A licensor sells the licensees the right to use their trademarks, products, and other intellectual property in exchange for royalties. In most cases, it’s a percentage of the sales the licensee makes. As a licensor, you still retain your intellectual property and ownership of goods.

Calvin Klein is a notable licensor. When you buy a pair of Calvin Klein underwear, chances are it wasn’t actually made by Calvin Klein. The only clothes that Calvin Klein makes are some of their women’s clothing lines.

Calvin Klein jeans, perfumes, and other garments come from a licensing agreement. Businesses license the Calvin Klein logo and name as it helps them sell their own products.

Disney is also a famous business in the licensing world. Their Consumer Product Branch license characters and images to a wide variety of businesses.

Every famous Disney princess is licensed.
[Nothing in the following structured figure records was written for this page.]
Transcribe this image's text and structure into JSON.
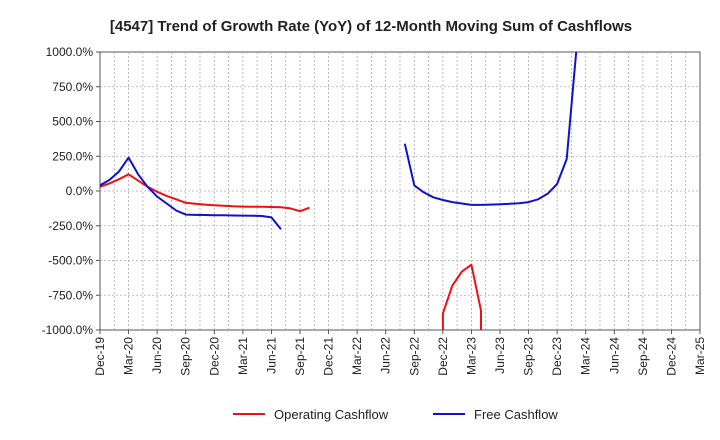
{
  "chart_data": {
    "type": "line",
    "title": "[4547]  Trend of Growth Rate (YoY) of 12-Month Moving Sum of Cashflows",
    "xlabel": "",
    "ylabel": "",
    "ylim": [
      -1000,
      1000
    ],
    "yticks": [
      {
        "value": 1000,
        "label": "1000.0%"
      },
      {
        "value": 750,
        "label": "750.0%"
      },
      {
        "value": 500,
        "label": "500.0%"
      },
      {
        "value": 250,
        "label": "250.0%"
      },
      {
        "value": 0,
        "label": "0.0%"
      },
      {
        "value": -250,
        "label": "-250.0%"
      },
      {
        "value": -500,
        "label": "-500.0%"
      },
      {
        "value": -750,
        "label": "-750.0%"
      },
      {
        "value": -1000,
        "label": "-1000.0%"
      }
    ],
    "xticks": [
      "Dec-19",
      "Mar-20",
      "Jun-20",
      "Sep-20",
      "Dec-20",
      "Mar-21",
      "Jun-21",
      "Sep-21",
      "Dec-21",
      "Mar-22",
      "Jun-22",
      "Sep-22",
      "Dec-22",
      "Mar-23",
      "Jun-23",
      "Sep-23",
      "Dec-23",
      "Mar-24",
      "Jun-24",
      "Sep-24",
      "Dec-24",
      "Mar-25"
    ],
    "grid": true,
    "legend_position": "bottom",
    "series": [
      {
        "name": "Operating Cashflow",
        "color": "#ee1111",
        "segments": [
          [
            {
              "x": "Dec-19",
              "y": 30
            },
            {
              "x": "Jan-20",
              "y": 55
            },
            {
              "x": "Feb-20",
              "y": 85
            },
            {
              "x": "Mar-20",
              "y": 120
            },
            {
              "x": "Apr-20",
              "y": 75
            },
            {
              "x": "May-20",
              "y": 30
            },
            {
              "x": "Jun-20",
              "y": -5
            },
            {
              "x": "Jul-20",
              "y": -35
            },
            {
              "x": "Aug-20",
              "y": -60
            },
            {
              "x": "Sep-20",
              "y": -85
            },
            {
              "x": "Oct-20",
              "y": -92
            },
            {
              "x": "Nov-20",
              "y": -98
            },
            {
              "x": "Dec-20",
              "y": -102
            },
            {
              "x": "Jan-21",
              "y": -106
            },
            {
              "x": "Feb-21",
              "y": -110
            },
            {
              "x": "Mar-21",
              "y": -112
            },
            {
              "x": "Apr-21",
              "y": -113
            },
            {
              "x": "May-21",
              "y": -114
            },
            {
              "x": "Jun-21",
              "y": -115
            },
            {
              "x": "Jul-21",
              "y": -117
            },
            {
              "x": "Aug-21",
              "y": -125
            },
            {
              "x": "Sep-21",
              "y": -145
            },
            {
              "x": "Oct-21",
              "y": -120
            }
          ],
          [
            {
              "x": "Dec-22",
              "y": -1000
            },
            {
              "x": "Dec-22",
              "y": -880
            },
            {
              "x": "Jan-23",
              "y": -680
            },
            {
              "x": "Feb-23",
              "y": -580
            },
            {
              "x": "Mar-23",
              "y": -530
            },
            {
              "x": "Apr-23",
              "y": -860
            },
            {
              "x": "Apr-23",
              "y": -1000
            }
          ]
        ]
      },
      {
        "name": "Free Cashflow",
        "color": "#1111cc",
        "segments": [
          [
            {
              "x": "Dec-19",
              "y": 40
            },
            {
              "x": "Jan-20",
              "y": 80
            },
            {
              "x": "Feb-20",
              "y": 140
            },
            {
              "x": "Mar-20",
              "y": 240
            },
            {
              "x": "Apr-20",
              "y": 120
            },
            {
              "x": "May-20",
              "y": 30
            },
            {
              "x": "Jun-20",
              "y": -40
            },
            {
              "x": "Jul-20",
              "y": -90
            },
            {
              "x": "Aug-20",
              "y": -140
            },
            {
              "x": "Sep-20",
              "y": -170
            },
            {
              "x": "Oct-20",
              "y": -172
            },
            {
              "x": "Nov-20",
              "y": -173
            },
            {
              "x": "Dec-20",
              "y": -174
            },
            {
              "x": "Jan-21",
              "y": -175
            },
            {
              "x": "Feb-21",
              "y": -176
            },
            {
              "x": "Mar-21",
              "y": -177
            },
            {
              "x": "Apr-21",
              "y": -178
            },
            {
              "x": "May-21",
              "y": -180
            },
            {
              "x": "Jun-21",
              "y": -190
            },
            {
              "x": "Jul-21",
              "y": -275
            }
          ],
          [
            {
              "x": "Aug-22",
              "y": 340
            },
            {
              "x": "Sep-22",
              "y": 40
            },
            {
              "x": "Oct-22",
              "y": -10
            },
            {
              "x": "Nov-22",
              "y": -45
            },
            {
              "x": "Dec-22",
              "y": -65
            },
            {
              "x": "Jan-23",
              "y": -80
            },
            {
              "x": "Feb-23",
              "y": -90
            },
            {
              "x": "Mar-23",
              "y": -100
            },
            {
              "x": "Apr-23",
              "y": -100
            },
            {
              "x": "May-23",
              "y": -98
            },
            {
              "x": "Jun-23",
              "y": -95
            },
            {
              "x": "Jul-23",
              "y": -92
            },
            {
              "x": "Aug-23",
              "y": -88
            },
            {
              "x": "Sep-23",
              "y": -80
            },
            {
              "x": "Oct-23",
              "y": -60
            },
            {
              "x": "Nov-23",
              "y": -20
            },
            {
              "x": "Dec-23",
              "y": 50
            },
            {
              "x": "Jan-24",
              "y": 230
            },
            {
              "x": "Feb-24",
              "y": 1000
            }
          ]
        ]
      }
    ]
  }
}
As a result, you can see them on kid’s pajamas, T-shirts, personal care products, furnishings, and even wedding dresses.

Warner Bros, Disney’s main competitor, also profits from the licensing model. They are licensing their theme park rights to Universal Studios.

Franchising: Pros and Cons

If a business purchases a franchise, they become a part of a brand that has loyal followers. If you are a franchisee, you still remain self-employed.

Becoming a franchisee typically costs less than starting your own business from scratch. If you are a franchisor, you can expand your business without investing too much of your own funds and even gain a monopoly within a certain area.

As a franchisee, you don’t have to imagine what your business will look like if it succeeds—you can literally see it in other franchisees. In your relationships with suppliers and vendors, you can leverage the economies of scale.

But, since the franchisor calls most of the shots, franchisees don’t have full control of their business. For some, that can be a perk as it relieves them of certain responsibilities they would have to carry if they were completely on their own. Since the franchisor collects fees from franchisees, some franchisees are not able to earn as much as they could if they had their own business.

Licensing: Pros and Cons

Licensing is a great passive revenue opportunity for licensors. The licensor gets a cut from the licensee’s profit without having to do any work. Similarly to franchising, licensing allows licensees to harness the power of the licensor’s brand to sell their product.

For instance, even though Calvin Klein’s licensees pay royalties to Calvin Klein, they still make much more money than they would by selling no-name products. Even though they are not obliged to, many licensors give guidance and help to their licensees. For instance, the fire ductwork system Thor offers licensees training and support.

Small businesses often do not have the funds to research and develop new or better products. Through licensing, they can gain access to advanced technology that would be difficult or even impossible to get otherwise.

One of the disadvantages of licensing is that both the licensee and licensors can run into problems if regulators consider their agreement to be collusive or anti-competitive in nature. An intellectual property license can also add a layer of expense to the product. Since the licensor has no control of the licensees’ businesses, a licensee may ‘damage’ the licensor’s brand and thus jeopardize other licensees as well.

Conclusion

As you are waging the pros and cons of franchising or licensing, consider the resources you have available, as well as your goals. Both of these models allow you to make more money, but both of them will also take something from your business—no matter which side of the agreement you are on. What are you willing to exchange for success?